Lisa Scott, a UF professor in the department of psychology, also joined UFF-UF in 2015 and has been a part of the bargaining team for about a year and a half.

Scott said newer faculty members, who are typically younger and more likely to have newborn children, are also at a disadvantage under current parental and medical leave policies because they are unable to accumulate enough sick hours to pay back the university.

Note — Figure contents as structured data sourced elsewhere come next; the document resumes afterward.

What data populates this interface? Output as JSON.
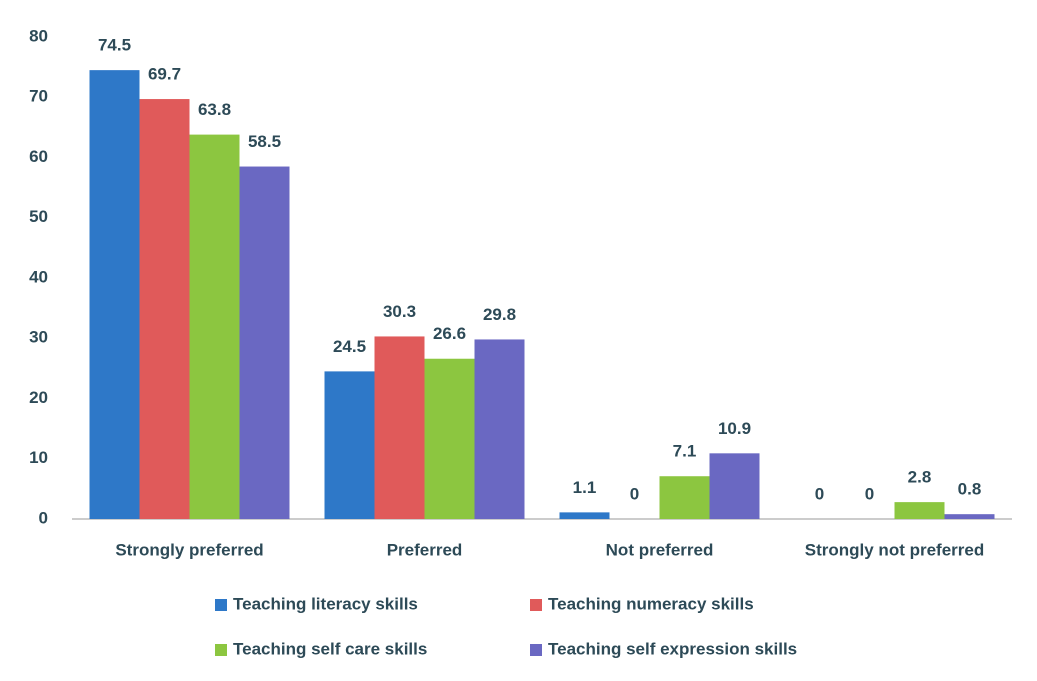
{
  "chart_data": {
    "type": "bar",
    "categories": [
      "Strongly preferred",
      "Preferred",
      "Not preferred",
      "Strongly not preferred"
    ],
    "series": [
      {
        "name": "Teaching literacy skills",
        "color": "#2e78c8",
        "values": [
          74.5,
          24.5,
          1.1,
          0
        ]
      },
      {
        "name": "Teaching numeracy skills",
        "color": "#e05a5a",
        "values": [
          69.7,
          30.3,
          0,
          0
        ]
      },
      {
        "name": "Teaching self care skills",
        "color": "#8cc640",
        "values": [
          63.8,
          26.6,
          7.1,
          2.8
        ]
      },
      {
        "name": "Teaching self expression skills",
        "color": "#6a68c2",
        "values": [
          58.5,
          29.8,
          10.9,
          0.8
        ]
      }
    ],
    "ylim": [
      0,
      80
    ],
    "yticks": [
      0,
      10,
      20,
      30,
      40,
      50,
      60,
      70,
      80
    ],
    "grid": false,
    "legend": "bottom"
  }
}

Another problem with paying back parental and medical leave with sick leave days, she said, is that when a faculty member actually gets sick, they can’t take time off work.

Scott said bargaining takes time, and the main obstacle they face in getting the paid leave policies passed is the additional costs of implementing them. She said the cost of new parental and medical leave policies may not be the Board’s priority, especially amid a pandemic and the uncertain financial future it has brought to universities.

“I know they want to make this change and support our faculty to the best of their abilities, but it's just been a cost issue,” Scott said.

Hines said she thinks now is the right time for the policy to finally be passed. As UF competes to become a top five public university, she said to achieve that status, they have to have the policies that will help recruit and retain faculty and staff.

“There have been departments that have been embarrassed by our parental leave policy or the lack of when recruiting new faculty and staff,” Hines said. “It's going to really improve work morale and it's really going to help parents be more secure and more satisfied in the work environment.”